Short note on Supersymmetry and other Basic Science:
The same holds true for supersymmetry and/or string theories, since they are (at the moment) probably the best candidates on the way to a unification of gravity and the standard model - a feat which is philosophically very appealing and would resolve several inconsistencies in our world view!
[There is, however, also one element to this that is scarcely studied in physics: There are "hypes" in physics. If you ask: Why do we study string theory instead of loop quantum gravity, the topos approach to quantum theory or one of a multitude of other proposals to explain inconsistencies or open parameters and maybe link gravity and the standard model, while in this case it could be argued that supersymmetry and string theory are the best candidates, it is also true that these theories are "in". If a field of study is deemed important, a lot of people jump on the wagon to get funding and sometimes the topic gets much more attention and funding than it is worth. Physics is done by physicists and physicists are people, which means that sociological factors play a role in the decision which of their questions to pursue. However, the bigger the experiments and the field, the more people from outside have a look and, hopefully, the less likely it's just a big hype.]
2) This question is only partly about physics, yet I believe that physicists have to attempt to answer it.
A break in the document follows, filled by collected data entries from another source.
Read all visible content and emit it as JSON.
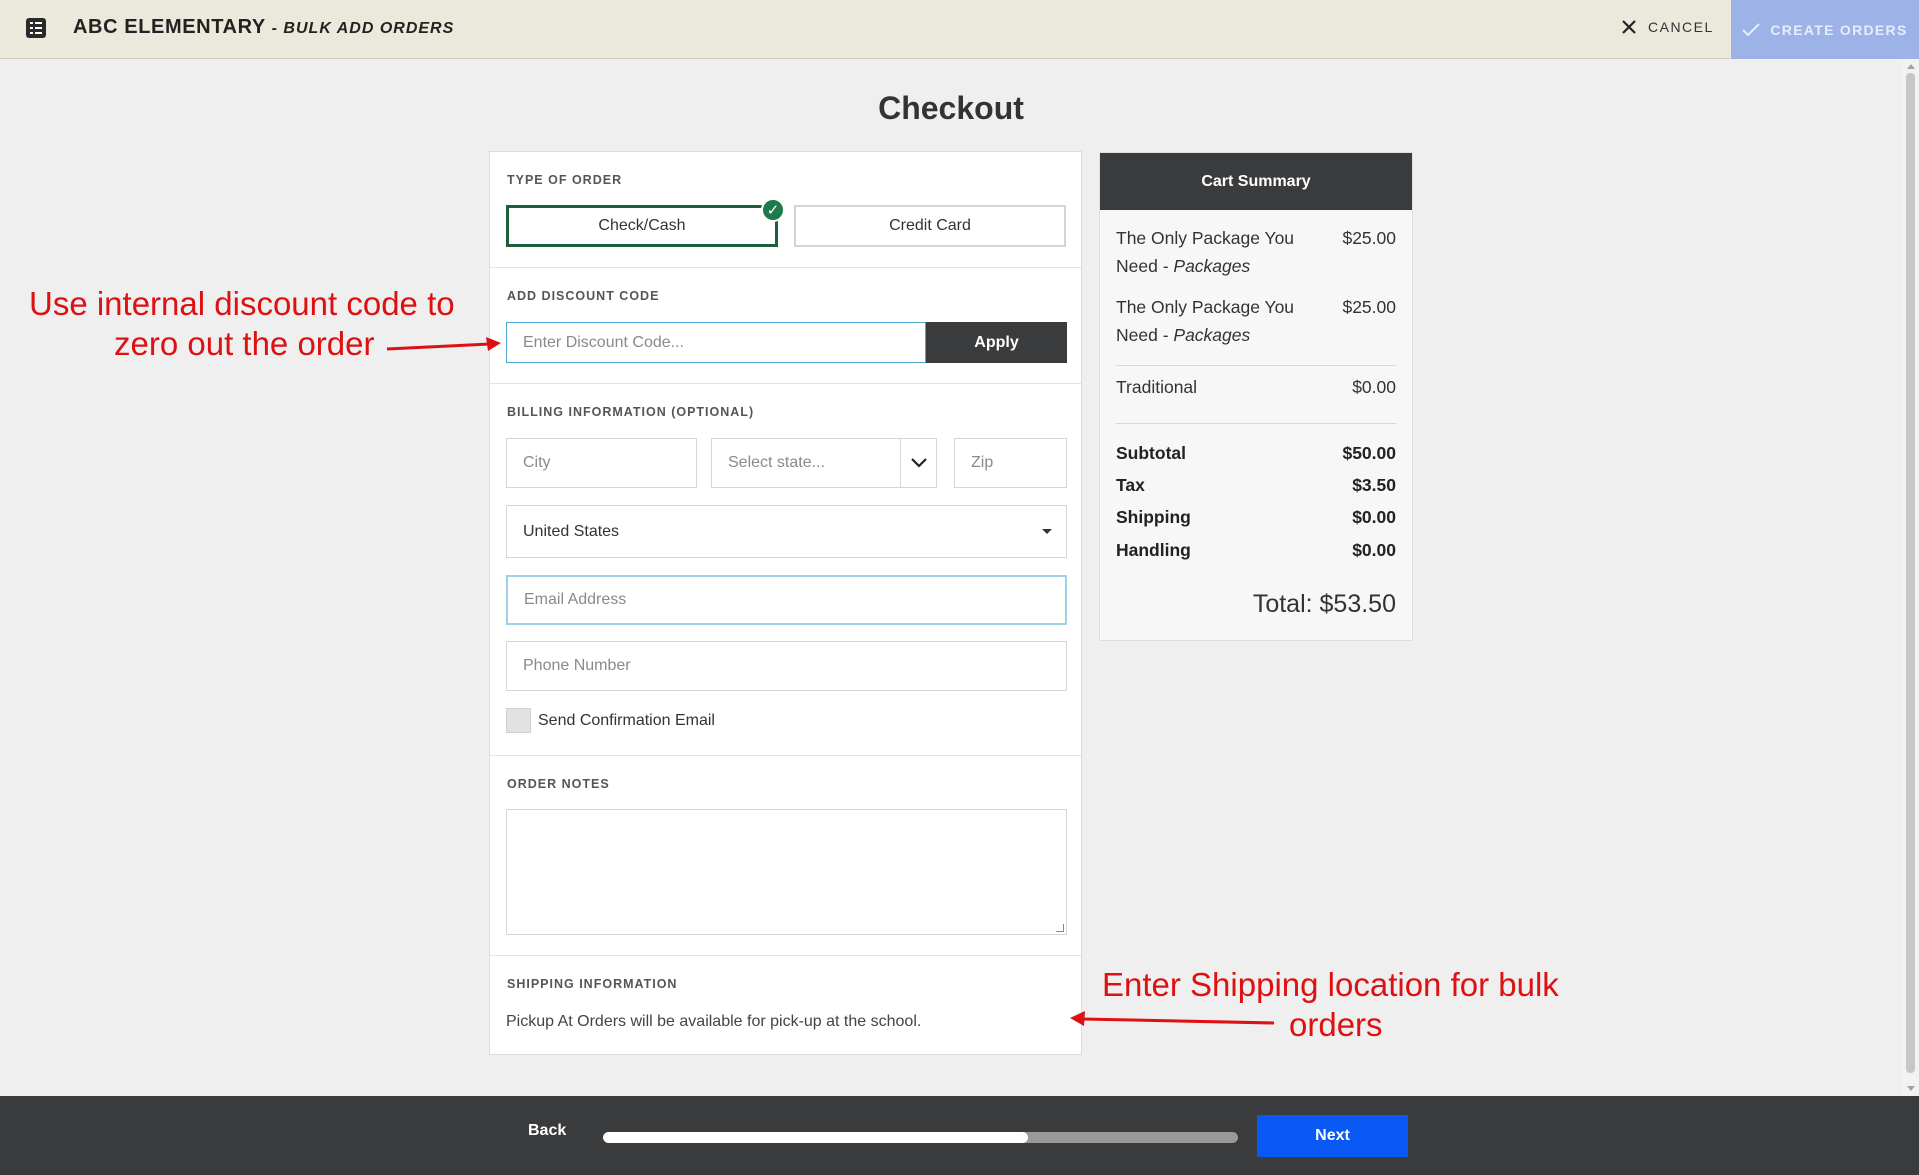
{
  "header": {
    "title": "ABC ELEMENTARY",
    "subtitle": "- BULK ADD ORDERS",
    "cancel_label": "CANCEL",
    "create_label": "CREATE ORDERS",
    "icons": {
      "app": "document-list-icon",
      "cancel": "close-icon",
      "create": "check-icon"
    }
  },
  "page": {
    "heading": "Checkout"
  },
  "order_type": {
    "label": "TYPE OF ORDER",
    "options": [
      "Check/Cash",
      "Credit Card"
    ],
    "selected": "Check/Cash"
  },
  "discount": {
    "label": "ADD DISCOUNT CODE",
    "placeholder": "Enter Discount Code...",
    "apply_label": "Apply"
  },
  "billing": {
    "label": "BILLING INFORMATION (OPTIONAL)",
    "city_placeholder": "City",
    "state_placeholder": "Select state...",
    "zip_placeholder": "Zip",
    "country_value": "United States",
    "email_placeholder": "Email Address",
    "phone_placeholder": "Phone Number",
    "confirm_label": "Send Confirmation Email",
    "confirm_checked": false
  },
  "notes": {
    "label": "ORDER NOTES"
  },
  "shipping": {
    "label": "SHIPPING INFORMATION",
    "text": "Pickup At Orders will be available for pick-up at the school."
  },
  "cart": {
    "title": "Cart Summary",
    "items": [
      {
        "name": "The Only Package You Need",
        "suffix": "Packages",
        "price": "$25.00"
      },
      {
        "name": "The Only Package You Need",
        "suffix": "Packages",
        "price": "$25.00"
      }
    ],
    "extra": {
      "name": "Traditional",
      "price": "$0.00"
    },
    "totals": [
      {
        "label": "Subtotal",
        "value": "$50.00"
      },
      {
        "label": "Tax",
        "value": "$3.50"
      },
      {
        "label": "Shipping",
        "value": "$0.00"
      },
      {
        "label": "Handling",
        "value": "$0.00"
      }
    ],
    "grand_total": "Total: $53.50"
  },
  "annotations": {
    "discount_line1": "Use internal discount code to",
    "discount_line2": "zero out the order",
    "shipping_line1": "Enter Shipping location for bulk",
    "shipping_line2": "orders"
  },
  "footer": {
    "back_label": "Back",
    "next_label": "Next",
    "progress": 0.67
  },
  "colors": {
    "accent_selected": "#1e5e3d",
    "check_badge": "#1e7a4b",
    "next_button": "#0a59f5",
    "annotation": "#dd1111",
    "dark": "#3a3b3d"
  }
}
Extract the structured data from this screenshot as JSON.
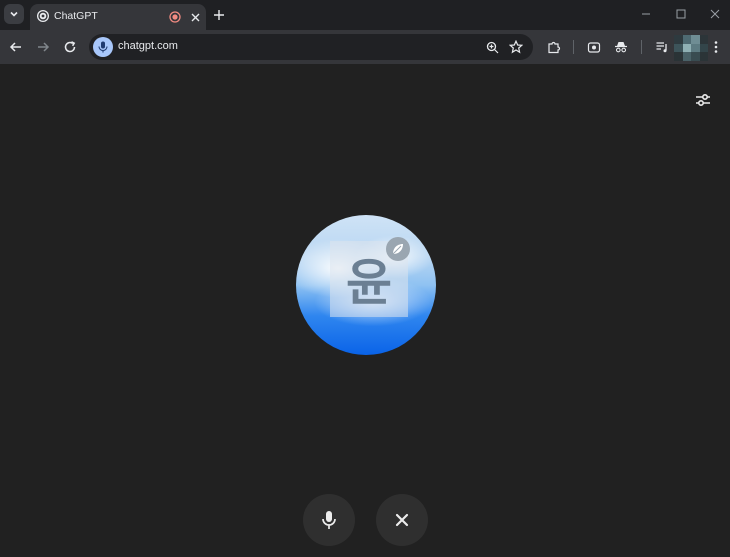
{
  "browser": {
    "tab": {
      "title": "ChatGPT"
    },
    "address_bar": {
      "url": "chatgpt.com"
    }
  },
  "voice_mode": {
    "avatar_character": "윤"
  },
  "icons": {
    "tab_search": "chevron-down-icon",
    "favicon": "openai-logo-icon",
    "recording": "recording-indicator-icon",
    "tab_close": "close-icon",
    "new_tab": "plus-icon",
    "minimize": "minimize-icon",
    "maximize": "maximize-icon",
    "window_close": "close-icon",
    "back": "arrow-left-icon",
    "forward": "arrow-right-icon",
    "reload": "reload-icon",
    "site_info": "microphone-icon",
    "zoom": "zoom-icon",
    "bookmark": "star-icon",
    "extensions": "puzzle-icon",
    "screen_capture": "camera-icon",
    "incognito": "spy-icon",
    "media": "media-queue-icon",
    "menu": "more-vert-icon",
    "settings": "sliders-icon",
    "mic": "microphone-icon",
    "end": "close-icon"
  },
  "colors": {
    "page_background": "#212121",
    "button_background": "#2f2f2f",
    "orb_blue": "#0a63e8"
  }
}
In terms of technological advancements, there are none that I know of. The primary benefit for human kind is knowledge. Whether the knowledge of what dark matter really is will ever benefit us in any way other than satisfying curiosity is entirely unclear. But that doesn't matter. Science is and must not be done for the advancement of technology - that is what engineering and applied science is for. It must interact with applied science, of course, but it is not done "for" application. Science is done for the advancement of knowledge about nature. Before you ask the question "why should we fund this then?", let me quote the last passage from here that sums up one of the best argument for advancing science:
So let’s be honest: the reason to give money to basic science is the same that should be used to give money to the humanities and the arts: because we are a rich country that can afford to spend a fraction of its wealth on things that are not practical, on continuing the human quest for knowledge, understanding and beauty. That these things matter to people, I mean, taxpayers, is demonstrated by the fact that they keep flocking to art museums, philosophy talks and museums of science and natural history. Because their lives are immensely enriched by exposure to ideas that are not just about curing a disease or putting bread on the table, as absolutely crucial as those necessities are. Moreover, in the bargain we do get to convince a lot of smart people (we call them university professors) to teach our kids about all this wonderful stuff. Occasionally, they may even advance our cures for cancer.
There are many different arguments to be made, but it all boils down to the idea that a narrow economic view does not benefit humanity very much either and the whole debate needs to be performed in sociology, philosophy and science just as it needs to be performed in economy.